Zobacz też pierwszą część rozmowy z Anną Wojtachą: Rosja potrafi być kompletnie nieobliczalna
Według reporterki istnieje wiele analogii w działaniu Rosjan w Czeczenii i na Ukrainie. - Pierwsza analogia, która się nasuwa to udawanie: "nas tam nie ma i tam nie ma wojny". Putin, który mówi: "jacy Rosjanie na Ukrainie, przecież tam nie ma naszego wojska". A 40 tys. żołnierzy jest przygotowanych i stoi u bram. No i taka wojna, która jest w dużej mierze wojną partyzancką - wymienia korespondentka.
Wojtacha zdradza, że rosyjski reżim nie raz odczuła na swojej skórze . - To nie jest kraj sprzyjający dziennikarzom. Szczególnie dziennikarzom zagranicznym i mediów opozycyjnych - podkreśla. W trakcie robienia zdjęć na manifestacji Matek Biesłanu dziennikarka została pobita przez funkcjonariusza OMON-u. - Jeżeli robi się zdjęcia w nieodpowiednim momencie, to się dziennikarzowi daje przez plecy dwa razy gumową pałką, zabiera się aparat, kasuje zdjęcia i tyle - tłumaczy.
Zdaniem rozmówczyni WP "w Rosji mamy do czynienia nie z demokracją, tylko z demokratyzmem w wykonaniu prezydenta Putina. Teoretycznie nikomu się krzywda nie dzieje, ludzie chodzą do pracy. W Rosji są nawet wybory, które wiadomo od początku, kto wygra, ale są. A Putin nie robi nawet spotów wyborczych. Powiedział, że nie będzie się pojawiał między snickersami a podpaskami. Nie będzie się do tego przecież zniżał".

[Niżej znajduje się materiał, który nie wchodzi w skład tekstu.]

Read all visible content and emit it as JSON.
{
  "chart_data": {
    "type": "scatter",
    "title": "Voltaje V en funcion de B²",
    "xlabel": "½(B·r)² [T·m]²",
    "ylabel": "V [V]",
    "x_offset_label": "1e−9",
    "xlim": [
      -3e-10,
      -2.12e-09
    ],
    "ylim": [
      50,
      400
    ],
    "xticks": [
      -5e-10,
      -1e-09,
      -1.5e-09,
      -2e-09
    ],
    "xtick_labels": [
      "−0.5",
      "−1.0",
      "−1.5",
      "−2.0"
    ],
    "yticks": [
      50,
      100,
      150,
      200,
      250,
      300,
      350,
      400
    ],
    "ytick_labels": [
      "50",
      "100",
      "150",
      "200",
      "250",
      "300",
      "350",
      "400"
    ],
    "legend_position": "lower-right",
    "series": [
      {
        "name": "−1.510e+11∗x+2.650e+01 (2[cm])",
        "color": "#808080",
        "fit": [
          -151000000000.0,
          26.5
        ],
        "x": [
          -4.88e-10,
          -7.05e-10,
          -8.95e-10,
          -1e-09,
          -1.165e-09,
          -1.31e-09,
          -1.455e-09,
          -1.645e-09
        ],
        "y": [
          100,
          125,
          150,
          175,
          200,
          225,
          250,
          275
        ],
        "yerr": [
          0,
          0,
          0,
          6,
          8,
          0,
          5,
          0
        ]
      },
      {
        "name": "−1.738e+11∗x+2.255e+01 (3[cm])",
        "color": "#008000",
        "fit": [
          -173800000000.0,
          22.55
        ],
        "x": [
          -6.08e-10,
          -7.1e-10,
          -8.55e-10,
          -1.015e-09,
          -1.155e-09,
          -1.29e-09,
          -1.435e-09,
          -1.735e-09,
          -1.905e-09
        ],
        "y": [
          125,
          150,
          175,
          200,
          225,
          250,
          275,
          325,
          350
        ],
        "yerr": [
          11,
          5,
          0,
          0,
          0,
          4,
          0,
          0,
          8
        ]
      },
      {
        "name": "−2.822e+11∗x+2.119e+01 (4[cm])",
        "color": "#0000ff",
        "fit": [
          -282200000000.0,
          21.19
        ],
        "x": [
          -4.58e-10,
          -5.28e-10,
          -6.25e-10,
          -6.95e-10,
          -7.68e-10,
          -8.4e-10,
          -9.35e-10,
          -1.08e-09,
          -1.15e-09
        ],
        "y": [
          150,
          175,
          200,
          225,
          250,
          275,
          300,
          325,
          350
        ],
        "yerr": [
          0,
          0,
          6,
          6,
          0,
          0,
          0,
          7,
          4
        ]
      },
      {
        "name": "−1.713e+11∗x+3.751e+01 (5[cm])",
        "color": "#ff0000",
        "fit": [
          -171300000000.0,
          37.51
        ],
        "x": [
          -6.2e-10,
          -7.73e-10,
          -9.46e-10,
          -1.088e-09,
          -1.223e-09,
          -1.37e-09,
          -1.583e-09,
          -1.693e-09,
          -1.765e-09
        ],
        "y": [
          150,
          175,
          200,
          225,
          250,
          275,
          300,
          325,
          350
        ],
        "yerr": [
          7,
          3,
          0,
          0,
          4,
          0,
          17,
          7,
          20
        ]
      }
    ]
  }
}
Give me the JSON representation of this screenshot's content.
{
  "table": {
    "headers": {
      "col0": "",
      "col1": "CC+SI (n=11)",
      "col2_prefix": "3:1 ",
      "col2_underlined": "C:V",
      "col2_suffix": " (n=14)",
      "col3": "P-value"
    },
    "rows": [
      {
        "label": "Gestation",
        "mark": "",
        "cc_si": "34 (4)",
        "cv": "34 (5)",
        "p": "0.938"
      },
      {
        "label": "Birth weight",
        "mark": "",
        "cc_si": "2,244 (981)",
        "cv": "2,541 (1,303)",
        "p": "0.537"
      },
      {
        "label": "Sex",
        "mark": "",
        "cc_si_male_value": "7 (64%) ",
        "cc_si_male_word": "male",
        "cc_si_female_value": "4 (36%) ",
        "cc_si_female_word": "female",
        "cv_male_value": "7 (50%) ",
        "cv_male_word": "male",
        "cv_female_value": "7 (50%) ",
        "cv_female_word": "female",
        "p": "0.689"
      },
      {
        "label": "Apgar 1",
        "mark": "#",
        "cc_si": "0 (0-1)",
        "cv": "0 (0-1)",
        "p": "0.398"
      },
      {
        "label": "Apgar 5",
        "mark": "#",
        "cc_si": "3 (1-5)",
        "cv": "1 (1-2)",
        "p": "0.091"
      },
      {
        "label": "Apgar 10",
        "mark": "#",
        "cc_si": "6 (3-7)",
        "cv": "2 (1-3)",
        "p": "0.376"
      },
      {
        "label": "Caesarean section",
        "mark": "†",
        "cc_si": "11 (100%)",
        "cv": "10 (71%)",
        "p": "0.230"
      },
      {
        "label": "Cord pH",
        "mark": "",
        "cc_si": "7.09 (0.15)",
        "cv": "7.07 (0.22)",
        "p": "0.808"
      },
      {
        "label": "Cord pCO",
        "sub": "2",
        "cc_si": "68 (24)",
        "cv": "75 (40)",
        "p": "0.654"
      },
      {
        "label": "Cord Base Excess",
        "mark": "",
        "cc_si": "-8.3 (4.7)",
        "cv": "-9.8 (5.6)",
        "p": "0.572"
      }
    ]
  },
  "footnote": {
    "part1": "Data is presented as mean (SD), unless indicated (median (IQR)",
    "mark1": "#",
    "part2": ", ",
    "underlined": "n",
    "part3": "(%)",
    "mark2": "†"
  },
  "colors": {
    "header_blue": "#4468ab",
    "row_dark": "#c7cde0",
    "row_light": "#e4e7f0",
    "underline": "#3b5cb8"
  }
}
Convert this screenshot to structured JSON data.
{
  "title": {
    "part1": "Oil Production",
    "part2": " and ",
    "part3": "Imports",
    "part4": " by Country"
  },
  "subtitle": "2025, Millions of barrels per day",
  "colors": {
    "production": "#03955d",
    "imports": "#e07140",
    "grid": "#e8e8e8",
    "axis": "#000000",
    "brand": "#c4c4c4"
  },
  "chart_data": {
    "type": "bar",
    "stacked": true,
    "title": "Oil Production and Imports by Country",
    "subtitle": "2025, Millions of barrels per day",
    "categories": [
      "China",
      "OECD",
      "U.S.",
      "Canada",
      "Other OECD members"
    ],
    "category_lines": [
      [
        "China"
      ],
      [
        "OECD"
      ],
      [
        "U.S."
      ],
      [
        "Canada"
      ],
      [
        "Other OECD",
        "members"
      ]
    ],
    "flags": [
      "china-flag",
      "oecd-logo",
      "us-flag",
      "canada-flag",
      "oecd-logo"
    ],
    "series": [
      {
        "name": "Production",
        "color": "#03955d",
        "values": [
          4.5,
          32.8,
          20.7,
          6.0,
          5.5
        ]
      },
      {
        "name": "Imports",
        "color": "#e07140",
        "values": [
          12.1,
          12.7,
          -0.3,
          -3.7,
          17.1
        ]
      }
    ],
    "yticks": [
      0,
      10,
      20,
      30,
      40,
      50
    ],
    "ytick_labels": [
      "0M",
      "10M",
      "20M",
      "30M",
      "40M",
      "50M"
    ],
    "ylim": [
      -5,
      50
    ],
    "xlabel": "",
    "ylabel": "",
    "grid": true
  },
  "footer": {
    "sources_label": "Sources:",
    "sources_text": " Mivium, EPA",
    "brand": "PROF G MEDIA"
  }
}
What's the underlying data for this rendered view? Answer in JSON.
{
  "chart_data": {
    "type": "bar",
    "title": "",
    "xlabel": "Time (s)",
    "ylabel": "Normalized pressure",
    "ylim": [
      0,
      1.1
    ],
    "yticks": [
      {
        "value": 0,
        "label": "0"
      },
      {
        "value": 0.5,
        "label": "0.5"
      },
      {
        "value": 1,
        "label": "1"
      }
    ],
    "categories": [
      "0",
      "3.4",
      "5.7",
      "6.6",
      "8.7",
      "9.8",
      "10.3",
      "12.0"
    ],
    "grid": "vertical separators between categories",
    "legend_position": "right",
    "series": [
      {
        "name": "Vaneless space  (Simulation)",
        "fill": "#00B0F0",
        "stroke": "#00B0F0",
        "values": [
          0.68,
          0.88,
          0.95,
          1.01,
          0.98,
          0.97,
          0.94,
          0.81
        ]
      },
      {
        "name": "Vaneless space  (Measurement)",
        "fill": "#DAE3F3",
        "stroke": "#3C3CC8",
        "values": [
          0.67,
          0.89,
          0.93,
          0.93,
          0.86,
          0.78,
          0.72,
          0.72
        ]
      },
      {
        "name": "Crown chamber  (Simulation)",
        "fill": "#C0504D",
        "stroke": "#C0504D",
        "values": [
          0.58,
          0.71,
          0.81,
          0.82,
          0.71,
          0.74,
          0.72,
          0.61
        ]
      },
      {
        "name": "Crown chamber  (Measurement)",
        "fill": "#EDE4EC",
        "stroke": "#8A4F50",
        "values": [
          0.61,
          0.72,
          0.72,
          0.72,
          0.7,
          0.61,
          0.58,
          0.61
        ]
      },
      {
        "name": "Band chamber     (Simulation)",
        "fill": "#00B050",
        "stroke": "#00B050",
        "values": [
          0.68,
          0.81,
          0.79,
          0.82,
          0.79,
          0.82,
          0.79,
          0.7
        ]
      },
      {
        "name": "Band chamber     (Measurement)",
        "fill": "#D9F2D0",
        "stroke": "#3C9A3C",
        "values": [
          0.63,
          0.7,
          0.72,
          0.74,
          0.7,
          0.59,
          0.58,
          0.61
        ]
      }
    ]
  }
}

Korespondentka wspomina także swoją znajomość z członkiem rosyjskich sił specjalnych: - Ja się zakochałam w snajperze specnazu, który jeździł do Czeczeni, a wiadomo, jakie ja mam zdanie na temat tego, co się działo w tym kraju. Zawsze krytykowałam za to Putina i głośno krzyczałam, że w Czeczeni dochodzi do ludobójstwa. Więc to jest po prostu chichot losu, że tak się stało. To faktycznie taki romans, który mi trochę życie do góry nogami wywrócił" - zdradza Wirtualnej Polsce.
Anna Wojtacha - dziennikarka, korespondentka wojenna. Relacjonowała konflikty zbrojne w Iraku, Afganistanie, Gruzji, Izraelu i Strefie Gazy, Czadzie, a także zamachy terrorystyczne w Indiach oraz przewrót rządowy w Tajlandii. Od lat zafascynowana Rosją. 8 kwietnia nakładem Wydawnictwa Znak ukaże się książka "Zabijemy albo pokochamy. Opowieści z Rosji".